Over the past few years, there has been a noticeable worldwide trend of shoppers moving toward destination malls, as online shopping lures customers away from the traditional mall environment. South African trends have observed the same pattern emerging especially with recent mall developments – like the Mall of Africa and large refurbishments at Fourways Mall, both in Northern Johannesburg – trying to establish themselves as market leaders by offering flagship stores and unique amenities.
In South Africa, however, another trend has emerged, as evidenced through work done by Navigare Securities, a local stockbroking firm that also tracks the performance of mall-owning companies. Aggregated and anonymised data from Tracker, analysed by data and analytics firm, Lightstone, showed that small community and neighbourhood centres outperformed the larger super-regional centres in 2019. For that year, visits to super-regional centres by Tracker vehicles were down 1.8% compared to the previous year, while visits to community centres and neighbourhood centres grew 3.0% and 0.7% over the same period.
Navigare believes that this movement in 2019 was primarily due to the economically constrained consumer not visiting large malls to spend on luxury items, but continuing to visit closer, smaller centres for necessities.
This shift from large to smaller malls has now been amplified by the COVID pandemic, with the large super-regional centres experiencing the most significant decline. For May 2020, visits to super-regional malls were down a hefty 46% when compared to the previous May, while visits to community centres were down 36% and neighbourhood centres down 32%. “This is a definite improvement from the total visits down 59.3% in April compared to April the previous year, but again, we can see the super-regional malls taking the brunt of the decline,” says Ruanne Foster, Head of Research for Navigare Securities.
To get an indication of which retailer would be most affected by this trend, Lightstone overlaid the retail locations of grocery and pharmacy chains with their Tracker-tracked shopping centre database (over 1300 sites). Higher-end grocery retailers (which tend to have more sites in larger malls) were mostly impacted as visitors stayed away from the large centres, while grocery retailers servicing the lower-income customer as well as retailers with more standalone stores were less impacted.
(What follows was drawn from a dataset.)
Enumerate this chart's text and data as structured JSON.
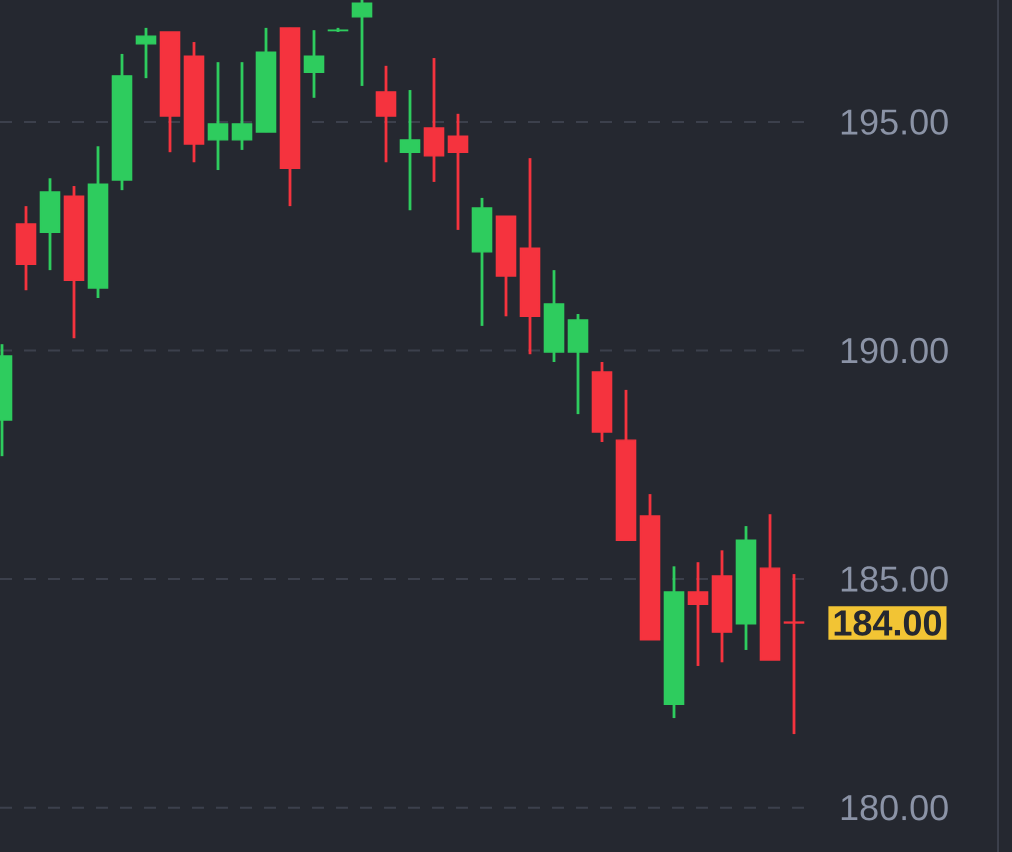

In the pharmacy sector, Dis-Chem and Clicks seem to be impacted similarly according to insights derived from the Tracker data, although it must be noted that there is a strong likelihood of less frequent visits alongside increased basket sizes during the lockdown period.
A list of the individual outlets that gain the most in terms of having the highest proportion of their customer base being either new, or old customers now frequenting them more than before, is listed below. These stores are either in small centres or standalone stores and generally serve the lower income customer. These stores benefitted from people who live in the area potentially not being able to shop at their usual places closer to work due to being locked down at home, or not being able to travel to their usual possibly larger malls. Another reason could be that the lower income consumer cannot stock up for longer periods due to their constrained budgets and thus will still frequent local stores for necessities.
“Given the shift in patterns to smaller centres, it becomes more important to understand when the best time of day is to make your regular shopping trips which is why we have created the ShopSafe app in partnership with Tracker,” says Linda Reid, Head of Data at Lightstone. The Shopsafe app allows the user to view the relative attendance at a shopping centre on any specific day of week and identifies how busy the centre throughout the day. “People are now able to plan their shopping trips by understanding how busy each shopping location is, any hour of the day,” she concludes.